Un cuisinier-artiste
À 43 ans, le seul 2 étoiles de la Croisette fait parler un talent singulier dont les contours dépassent le domaine culinaire et dont Michelin récompense la maîtrise et la recherche. Mais une cotation reste à inventer pour qualifier ce cuisinier-artiste qui a suivi les cours de l'école des beaux-arts céramiques de Vallauris et conçoit, avec son épouse, Catherine, les supports de ses recettes. "Il doit y avoir une cohérence entre le plat et l'assiette. Elle est l'enveloppe charnelle, le supplément d'âme. Depuis 2010, j'ai créé ainsi une quarantaine de pièces dont La Main tendue et La Dolly avec un artiste plasticien de Nice, Patrick Moya, ou encore un chapiteau du Cirque Arlette Gruss. Il y en aura quatre-vingt cette année pour le 30e anniversaire de La Palme d'or."
Dans la cité du cinéma, le chef exécutif du Martinez tient le haut de l'affiche à sa manière, ne court pas micros, caméras et salons mais capte l'esprit du Festival de Cannes et l'actualité de la ville des congrès. Magie, émotion : en 2010, alors que Tim Burton préside le jury, dont le premier dîner se tient traditionnellement à La Palme d'or, il crée pour lui Arbre et Rêverie et la Danse du haut de forme, assiettes inédites en référence au film Alice au pays des merveilles.
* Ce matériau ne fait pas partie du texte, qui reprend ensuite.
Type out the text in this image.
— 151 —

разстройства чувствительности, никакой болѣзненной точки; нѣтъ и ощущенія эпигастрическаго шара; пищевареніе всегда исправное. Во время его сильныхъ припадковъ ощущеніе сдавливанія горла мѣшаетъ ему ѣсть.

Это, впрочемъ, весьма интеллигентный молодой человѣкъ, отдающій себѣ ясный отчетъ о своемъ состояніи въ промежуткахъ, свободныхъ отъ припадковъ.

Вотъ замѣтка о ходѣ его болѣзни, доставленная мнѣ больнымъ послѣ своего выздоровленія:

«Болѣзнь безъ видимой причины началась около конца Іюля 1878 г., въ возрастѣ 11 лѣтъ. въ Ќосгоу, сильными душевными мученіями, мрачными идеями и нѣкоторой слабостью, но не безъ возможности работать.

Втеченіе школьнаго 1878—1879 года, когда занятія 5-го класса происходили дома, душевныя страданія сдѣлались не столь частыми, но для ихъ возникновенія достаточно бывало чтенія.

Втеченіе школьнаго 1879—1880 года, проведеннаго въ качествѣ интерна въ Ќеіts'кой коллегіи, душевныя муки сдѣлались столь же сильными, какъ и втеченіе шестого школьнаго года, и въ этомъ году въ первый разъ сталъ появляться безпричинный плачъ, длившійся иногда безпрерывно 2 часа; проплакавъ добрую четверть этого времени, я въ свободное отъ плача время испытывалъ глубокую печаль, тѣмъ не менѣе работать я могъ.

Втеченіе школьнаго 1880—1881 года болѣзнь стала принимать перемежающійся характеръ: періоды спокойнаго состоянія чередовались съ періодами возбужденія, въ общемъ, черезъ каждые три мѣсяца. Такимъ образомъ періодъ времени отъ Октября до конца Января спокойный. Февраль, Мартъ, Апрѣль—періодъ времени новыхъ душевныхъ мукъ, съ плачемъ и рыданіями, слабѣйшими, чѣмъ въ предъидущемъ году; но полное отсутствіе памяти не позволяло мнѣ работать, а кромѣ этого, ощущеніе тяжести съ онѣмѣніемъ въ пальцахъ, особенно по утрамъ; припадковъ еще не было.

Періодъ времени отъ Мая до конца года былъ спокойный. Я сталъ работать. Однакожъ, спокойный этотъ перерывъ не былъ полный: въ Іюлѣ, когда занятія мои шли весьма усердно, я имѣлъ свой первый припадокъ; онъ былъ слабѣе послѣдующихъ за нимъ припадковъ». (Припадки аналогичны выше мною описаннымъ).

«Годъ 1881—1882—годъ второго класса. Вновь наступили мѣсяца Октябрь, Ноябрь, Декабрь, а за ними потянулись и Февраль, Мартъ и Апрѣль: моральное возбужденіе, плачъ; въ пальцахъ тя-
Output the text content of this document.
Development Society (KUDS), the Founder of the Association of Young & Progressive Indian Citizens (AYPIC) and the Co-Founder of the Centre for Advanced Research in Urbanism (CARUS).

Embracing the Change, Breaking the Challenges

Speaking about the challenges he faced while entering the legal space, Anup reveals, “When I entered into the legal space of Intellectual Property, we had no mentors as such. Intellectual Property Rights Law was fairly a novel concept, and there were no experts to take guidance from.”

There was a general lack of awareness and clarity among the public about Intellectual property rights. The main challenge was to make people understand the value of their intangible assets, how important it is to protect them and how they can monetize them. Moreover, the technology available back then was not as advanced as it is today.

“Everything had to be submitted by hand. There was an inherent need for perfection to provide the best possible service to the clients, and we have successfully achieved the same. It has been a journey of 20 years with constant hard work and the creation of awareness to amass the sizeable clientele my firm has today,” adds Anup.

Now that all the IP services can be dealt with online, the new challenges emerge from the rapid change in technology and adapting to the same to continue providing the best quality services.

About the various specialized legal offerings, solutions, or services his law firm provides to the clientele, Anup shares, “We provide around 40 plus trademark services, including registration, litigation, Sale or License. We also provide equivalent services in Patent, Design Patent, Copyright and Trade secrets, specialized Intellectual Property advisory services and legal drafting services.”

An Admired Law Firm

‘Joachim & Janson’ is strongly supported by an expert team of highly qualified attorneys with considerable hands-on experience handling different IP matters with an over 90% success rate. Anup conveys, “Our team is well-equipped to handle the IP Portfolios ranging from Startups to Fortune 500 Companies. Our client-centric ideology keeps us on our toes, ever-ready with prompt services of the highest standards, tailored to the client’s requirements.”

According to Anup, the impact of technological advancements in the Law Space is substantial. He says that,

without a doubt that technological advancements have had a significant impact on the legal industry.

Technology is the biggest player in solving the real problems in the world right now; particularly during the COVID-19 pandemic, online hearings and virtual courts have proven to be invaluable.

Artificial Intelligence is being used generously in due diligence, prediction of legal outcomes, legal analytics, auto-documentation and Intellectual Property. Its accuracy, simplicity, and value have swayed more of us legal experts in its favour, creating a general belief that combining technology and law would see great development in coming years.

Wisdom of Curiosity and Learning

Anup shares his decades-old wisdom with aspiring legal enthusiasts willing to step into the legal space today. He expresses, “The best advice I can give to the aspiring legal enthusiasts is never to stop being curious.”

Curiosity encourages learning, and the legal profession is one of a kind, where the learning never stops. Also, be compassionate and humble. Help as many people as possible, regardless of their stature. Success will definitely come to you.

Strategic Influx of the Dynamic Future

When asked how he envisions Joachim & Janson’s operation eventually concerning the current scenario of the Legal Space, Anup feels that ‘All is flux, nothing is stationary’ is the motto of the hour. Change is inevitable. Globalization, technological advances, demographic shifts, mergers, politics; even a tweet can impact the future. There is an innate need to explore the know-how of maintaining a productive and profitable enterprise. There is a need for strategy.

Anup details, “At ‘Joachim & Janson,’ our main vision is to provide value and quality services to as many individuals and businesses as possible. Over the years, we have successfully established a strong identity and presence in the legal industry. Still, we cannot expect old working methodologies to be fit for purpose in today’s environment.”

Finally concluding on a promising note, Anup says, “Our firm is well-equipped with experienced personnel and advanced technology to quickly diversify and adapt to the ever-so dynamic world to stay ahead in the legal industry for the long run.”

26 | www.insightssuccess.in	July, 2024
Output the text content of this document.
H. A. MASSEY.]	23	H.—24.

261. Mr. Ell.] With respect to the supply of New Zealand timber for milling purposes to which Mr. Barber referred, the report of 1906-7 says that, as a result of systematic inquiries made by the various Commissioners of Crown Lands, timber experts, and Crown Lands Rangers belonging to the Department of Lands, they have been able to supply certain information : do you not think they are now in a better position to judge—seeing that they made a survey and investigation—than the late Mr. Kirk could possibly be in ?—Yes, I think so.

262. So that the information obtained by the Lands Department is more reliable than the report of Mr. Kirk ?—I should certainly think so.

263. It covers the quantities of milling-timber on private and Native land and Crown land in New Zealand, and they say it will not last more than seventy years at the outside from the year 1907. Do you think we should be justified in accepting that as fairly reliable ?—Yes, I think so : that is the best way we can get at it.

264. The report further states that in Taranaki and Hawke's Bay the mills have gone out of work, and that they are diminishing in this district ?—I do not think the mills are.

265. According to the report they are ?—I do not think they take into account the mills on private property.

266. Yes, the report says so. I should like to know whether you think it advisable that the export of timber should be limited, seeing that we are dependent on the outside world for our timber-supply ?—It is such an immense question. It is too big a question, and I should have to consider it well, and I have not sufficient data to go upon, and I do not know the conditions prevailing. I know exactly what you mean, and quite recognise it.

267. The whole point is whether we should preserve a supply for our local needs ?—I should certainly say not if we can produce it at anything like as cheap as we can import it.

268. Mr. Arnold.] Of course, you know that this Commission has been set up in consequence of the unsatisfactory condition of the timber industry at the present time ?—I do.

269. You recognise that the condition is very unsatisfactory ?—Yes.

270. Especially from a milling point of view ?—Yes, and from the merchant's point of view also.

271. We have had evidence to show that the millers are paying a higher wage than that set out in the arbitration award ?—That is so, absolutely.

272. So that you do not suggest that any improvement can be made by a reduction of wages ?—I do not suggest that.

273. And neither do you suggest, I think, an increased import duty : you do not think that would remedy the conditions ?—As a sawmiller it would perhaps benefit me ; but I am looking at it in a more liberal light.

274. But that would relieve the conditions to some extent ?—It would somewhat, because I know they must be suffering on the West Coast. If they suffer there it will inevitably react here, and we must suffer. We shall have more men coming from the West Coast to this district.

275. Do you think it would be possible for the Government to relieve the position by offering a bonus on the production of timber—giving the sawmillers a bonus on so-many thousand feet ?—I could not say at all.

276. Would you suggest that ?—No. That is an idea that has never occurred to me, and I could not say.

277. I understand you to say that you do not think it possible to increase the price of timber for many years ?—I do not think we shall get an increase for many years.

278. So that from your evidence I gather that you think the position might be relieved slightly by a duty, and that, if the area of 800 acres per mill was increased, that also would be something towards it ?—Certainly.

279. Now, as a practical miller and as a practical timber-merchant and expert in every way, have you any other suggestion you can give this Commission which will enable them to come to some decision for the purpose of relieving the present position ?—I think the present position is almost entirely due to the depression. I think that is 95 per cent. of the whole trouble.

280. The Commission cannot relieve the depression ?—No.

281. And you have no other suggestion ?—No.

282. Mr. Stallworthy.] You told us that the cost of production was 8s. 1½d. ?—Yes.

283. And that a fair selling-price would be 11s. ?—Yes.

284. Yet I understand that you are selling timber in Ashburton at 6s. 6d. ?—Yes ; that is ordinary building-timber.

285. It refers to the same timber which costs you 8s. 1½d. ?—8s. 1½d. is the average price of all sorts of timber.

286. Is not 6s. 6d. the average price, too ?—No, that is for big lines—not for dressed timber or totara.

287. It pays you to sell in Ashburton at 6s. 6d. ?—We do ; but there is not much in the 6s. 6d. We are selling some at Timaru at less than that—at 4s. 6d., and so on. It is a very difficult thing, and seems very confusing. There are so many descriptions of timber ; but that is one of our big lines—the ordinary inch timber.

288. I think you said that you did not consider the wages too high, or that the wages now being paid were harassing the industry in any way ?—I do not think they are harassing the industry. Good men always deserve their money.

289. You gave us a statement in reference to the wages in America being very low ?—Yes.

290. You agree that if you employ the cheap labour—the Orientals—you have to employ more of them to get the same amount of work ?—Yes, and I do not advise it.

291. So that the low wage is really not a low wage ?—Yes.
Depuis, la collection s'est enrichie : Taxi Driver et Casino pour Robert De Niro, Habemus papam ! pour Nanni Moretti, Lincoln pour Steven Spielberg... En 2011, Gilles Jacob, président du Festival, lui dit : "Merci pour votre poésie ! J'espère que vous allez continuer !"
Une carte en mouvement
Il continue en effet, peint, sculpte, se passionne pour Cocteau ("un homme libre !"), Dali, Giacometti ou Picasso, lit Voltaire, Kant, Platon, Freud… multiplie les collaborations avec des artistes de la Côte d'Azur, crée dans son atelier près de Grasse (E=SC2) et prépare un livre-objet - "matière, textures, couleurs…" - qu'il éditera lui-même. La Palme d'or est ainsi une scène à deux facettes, art et gastronomie. Christian Sinicropi "casse les codes" et décline sa "cuisine des cinq sens" sur une carte intitulée Mouvement qu'il illustre et peuple de "tableaux", "rencontres" et "jardins".
"J'anticipe les changements, je me projette sans cesse dans le futur. En cuisine, avec Christophe Nannoni, mon bras droit, Matthieu Moléro, sous-chef exécutif depuis dix ans, Julien Ochando, chef pâtissier, ou en salle avec le directeur Cédric Servain et le chef sommelier Dominique Vion, je ne parle pas d'équipe mais de 'tribu'. L'important, c'est l'humain ! Je travaille d'autant plus en en confiance, que Claudio Cecherelli, notre directeur général, est un passionné de cuisine et de produits, et m'apporte son ressenti et son bon sens. Passion, émotion, culture, liberté… nous partageons les mêmes valeurs."